Higher tiers keep the caller informed with natural status updates rather than silence. The world model absorbs throughput mismatches: if the agent needs to book an appointment but the EHR can't handle the write immediately, the intent is captured as an event and the connector runner delivers it when the external system is ready.

### 5. Response Generation and TTS

The response generation step produces the agent's reply using the full context: patient data, conversation history, tool results, emotional state, and the current context graph action. Emotion detection results directly influence the response through micro-behaviors (pacing, word choice, acknowledgment phrases).

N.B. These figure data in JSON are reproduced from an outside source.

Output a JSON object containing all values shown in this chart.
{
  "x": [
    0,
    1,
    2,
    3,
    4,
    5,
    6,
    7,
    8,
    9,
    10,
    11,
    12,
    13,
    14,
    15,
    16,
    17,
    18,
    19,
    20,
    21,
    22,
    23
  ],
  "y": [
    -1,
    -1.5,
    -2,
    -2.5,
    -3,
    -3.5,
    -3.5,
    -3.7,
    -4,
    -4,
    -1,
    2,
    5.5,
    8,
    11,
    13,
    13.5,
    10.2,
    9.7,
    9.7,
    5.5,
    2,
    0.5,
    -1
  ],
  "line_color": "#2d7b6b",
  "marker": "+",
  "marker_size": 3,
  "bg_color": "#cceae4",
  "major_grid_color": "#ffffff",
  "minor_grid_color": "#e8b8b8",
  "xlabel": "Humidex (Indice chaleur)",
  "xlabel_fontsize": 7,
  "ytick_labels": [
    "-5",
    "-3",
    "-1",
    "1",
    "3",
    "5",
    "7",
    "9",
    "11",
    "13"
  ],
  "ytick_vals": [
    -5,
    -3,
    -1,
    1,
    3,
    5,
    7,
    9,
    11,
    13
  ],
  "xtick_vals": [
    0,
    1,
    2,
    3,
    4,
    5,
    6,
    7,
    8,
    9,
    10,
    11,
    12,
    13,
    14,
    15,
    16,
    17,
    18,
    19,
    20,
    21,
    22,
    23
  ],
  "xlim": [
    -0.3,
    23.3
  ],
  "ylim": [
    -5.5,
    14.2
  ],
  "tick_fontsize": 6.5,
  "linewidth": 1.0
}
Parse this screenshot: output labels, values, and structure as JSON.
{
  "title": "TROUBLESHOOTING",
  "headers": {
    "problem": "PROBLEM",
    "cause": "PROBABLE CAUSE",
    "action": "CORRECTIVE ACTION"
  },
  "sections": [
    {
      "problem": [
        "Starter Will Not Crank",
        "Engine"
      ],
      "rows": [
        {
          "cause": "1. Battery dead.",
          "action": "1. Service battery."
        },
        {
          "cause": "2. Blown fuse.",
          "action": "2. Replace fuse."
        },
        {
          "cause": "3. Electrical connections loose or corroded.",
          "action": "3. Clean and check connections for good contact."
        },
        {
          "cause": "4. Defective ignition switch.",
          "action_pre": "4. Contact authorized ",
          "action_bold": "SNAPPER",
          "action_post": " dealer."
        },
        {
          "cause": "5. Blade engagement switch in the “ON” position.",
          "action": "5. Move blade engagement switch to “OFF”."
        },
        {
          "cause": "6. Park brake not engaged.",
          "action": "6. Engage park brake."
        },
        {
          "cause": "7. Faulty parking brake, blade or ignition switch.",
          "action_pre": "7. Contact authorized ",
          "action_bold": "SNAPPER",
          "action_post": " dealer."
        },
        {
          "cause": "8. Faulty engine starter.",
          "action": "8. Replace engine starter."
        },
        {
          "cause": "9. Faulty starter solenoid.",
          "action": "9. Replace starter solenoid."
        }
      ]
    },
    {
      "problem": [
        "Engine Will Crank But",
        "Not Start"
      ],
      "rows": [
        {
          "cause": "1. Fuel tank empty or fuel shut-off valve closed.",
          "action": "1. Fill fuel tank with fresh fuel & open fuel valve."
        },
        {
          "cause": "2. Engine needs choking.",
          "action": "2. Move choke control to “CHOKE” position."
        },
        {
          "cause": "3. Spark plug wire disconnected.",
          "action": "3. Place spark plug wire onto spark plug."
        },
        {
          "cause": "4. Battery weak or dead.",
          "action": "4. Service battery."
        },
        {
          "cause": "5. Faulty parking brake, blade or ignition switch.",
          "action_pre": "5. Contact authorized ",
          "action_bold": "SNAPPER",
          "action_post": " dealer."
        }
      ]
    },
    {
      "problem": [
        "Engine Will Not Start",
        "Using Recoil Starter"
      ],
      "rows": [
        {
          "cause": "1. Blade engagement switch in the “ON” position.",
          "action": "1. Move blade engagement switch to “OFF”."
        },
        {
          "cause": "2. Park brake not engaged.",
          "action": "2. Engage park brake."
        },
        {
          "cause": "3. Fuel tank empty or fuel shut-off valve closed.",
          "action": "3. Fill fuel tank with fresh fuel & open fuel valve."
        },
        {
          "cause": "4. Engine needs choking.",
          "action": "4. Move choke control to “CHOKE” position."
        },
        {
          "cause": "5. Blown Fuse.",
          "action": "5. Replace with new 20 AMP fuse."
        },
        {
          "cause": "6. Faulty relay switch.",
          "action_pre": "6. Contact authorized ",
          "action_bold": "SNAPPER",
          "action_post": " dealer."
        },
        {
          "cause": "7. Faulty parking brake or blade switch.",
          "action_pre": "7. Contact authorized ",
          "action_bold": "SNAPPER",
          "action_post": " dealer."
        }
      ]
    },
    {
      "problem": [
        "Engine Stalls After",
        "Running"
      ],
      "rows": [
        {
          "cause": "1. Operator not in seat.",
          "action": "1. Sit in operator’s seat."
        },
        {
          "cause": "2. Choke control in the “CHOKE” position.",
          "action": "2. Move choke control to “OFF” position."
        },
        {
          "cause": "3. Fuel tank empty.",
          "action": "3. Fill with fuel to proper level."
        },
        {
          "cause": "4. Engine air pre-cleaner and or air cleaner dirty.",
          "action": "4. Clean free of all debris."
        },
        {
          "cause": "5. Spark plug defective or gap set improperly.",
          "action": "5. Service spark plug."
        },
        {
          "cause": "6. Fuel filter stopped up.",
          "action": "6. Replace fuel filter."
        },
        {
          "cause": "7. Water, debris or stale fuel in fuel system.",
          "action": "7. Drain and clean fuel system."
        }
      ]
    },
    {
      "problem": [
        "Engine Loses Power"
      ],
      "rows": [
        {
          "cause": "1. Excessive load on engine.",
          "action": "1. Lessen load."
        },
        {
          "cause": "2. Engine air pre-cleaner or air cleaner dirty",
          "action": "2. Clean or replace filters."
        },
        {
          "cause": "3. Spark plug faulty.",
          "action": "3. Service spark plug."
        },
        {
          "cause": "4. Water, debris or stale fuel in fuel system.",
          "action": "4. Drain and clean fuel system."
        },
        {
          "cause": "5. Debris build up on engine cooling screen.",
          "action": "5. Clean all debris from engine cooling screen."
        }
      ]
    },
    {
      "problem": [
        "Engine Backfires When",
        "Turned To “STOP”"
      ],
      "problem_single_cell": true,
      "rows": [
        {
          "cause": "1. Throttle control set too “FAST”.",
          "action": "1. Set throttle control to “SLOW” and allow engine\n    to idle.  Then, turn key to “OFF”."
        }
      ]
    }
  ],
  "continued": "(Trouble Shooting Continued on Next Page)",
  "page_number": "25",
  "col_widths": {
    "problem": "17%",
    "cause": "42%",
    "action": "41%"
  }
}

Text-to-speech converts the response to audio with emotion-adaptive delivery. If the caller sounds rushed, the agent speeds up. If they sound confused, it slows down and simplifies. Word-level timestamps enable precise barge-in detection so the agent stops speaking when the caller starts.

### 6. Operator Escalation

When a situation exceeds the agent's scope (clinical judgment calls, upset callers requesting a human, safety triggers), the system escalates to a human operator.

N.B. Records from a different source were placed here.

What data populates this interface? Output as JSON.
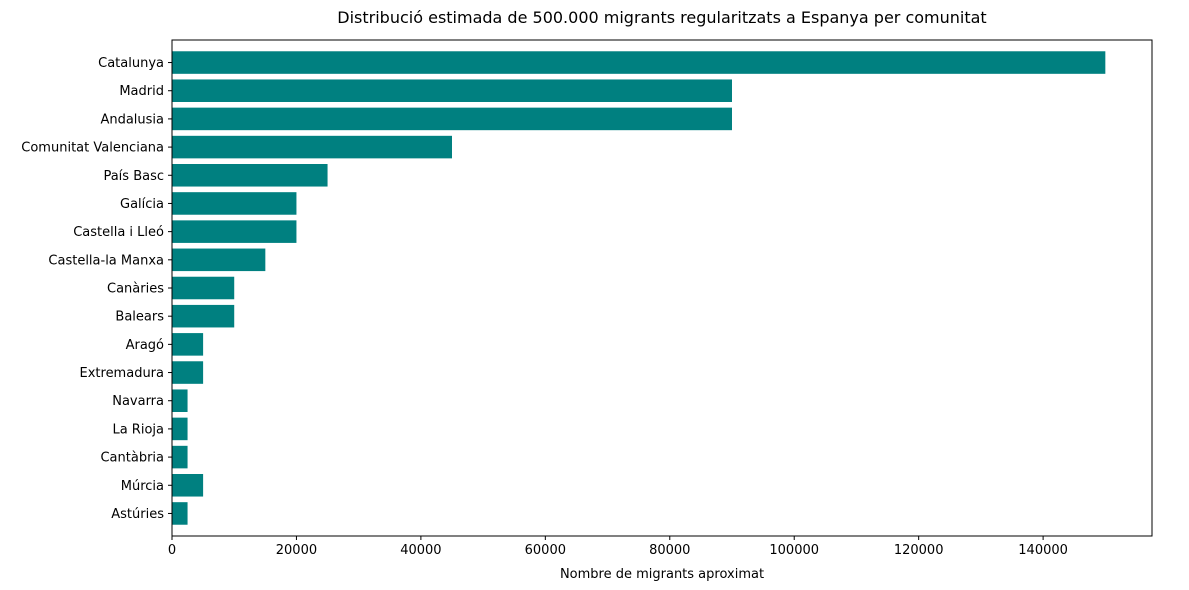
{
  "chart_data": {
    "type": "bar",
    "orientation": "horizontal",
    "title": "Distribució estimada de 500.000 migrants regularitzats a Espanya per comunitat",
    "xlabel": "Nombre de migrants aproximat",
    "ylabel": "",
    "xlim": [
      0,
      157500
    ],
    "xticks": [
      0,
      20000,
      40000,
      60000,
      80000,
      100000,
      120000,
      140000
    ],
    "grid": false,
    "color": "#008080",
    "categories": [
      "Catalunya",
      "Madrid",
      "Andalusia",
      "Comunitat Valenciana",
      "País Basc",
      "Galícia",
      "Castella i Lleó",
      "Castella-la Manxa",
      "Canàries",
      "Balears",
      "Aragó",
      "Extremadura",
      "Navarra",
      "La Rioja",
      "Cantàbria",
      "Múrcia",
      "Astúries"
    ],
    "values": [
      150000,
      90000,
      90000,
      45000,
      25000,
      20000,
      20000,
      15000,
      10000,
      10000,
      5000,
      5000,
      2500,
      2500,
      2500,
      5000,
      2500
    ]
  }
}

The architecture is conference-first: the patient, agent, and operator are all in the same conference call. The operator joins the existing call rather than receiving a transfer. This means:

* No dropped calls during handoff
* The operator hears the agent's context summary before taking over
* The agent can remain on the line to assist the operator with lookups
* The transition is uninterrupted from the patient's perspective

### 7. Post-Call Processing

Data captured during a live phone call is inherently uncertain. A patient might misspeak, the STT might mishear, or the agent might misinterpret. The verification pipeline catches these errors before they reach a system of record.

After the call ends:

1. **Events** written during the call (at voice confidence) enter the automated review pipeline
2. **Call classifier** filters junk calls before review runs
3. **Per-event review** cross-references extracted data against the transcript
4. **Session coherence check** validates narrative consistency across all events from the call
5. **Verified events** (promoted confidence) become eligible for EHR sync
6. **Flagged items** route to the operator review queue for human decision
7. **Post-call summary** is generated and stored as an event on the call entity

The connector runner handles the final step: syncing verified data back to the EHR through the appropriate adapter.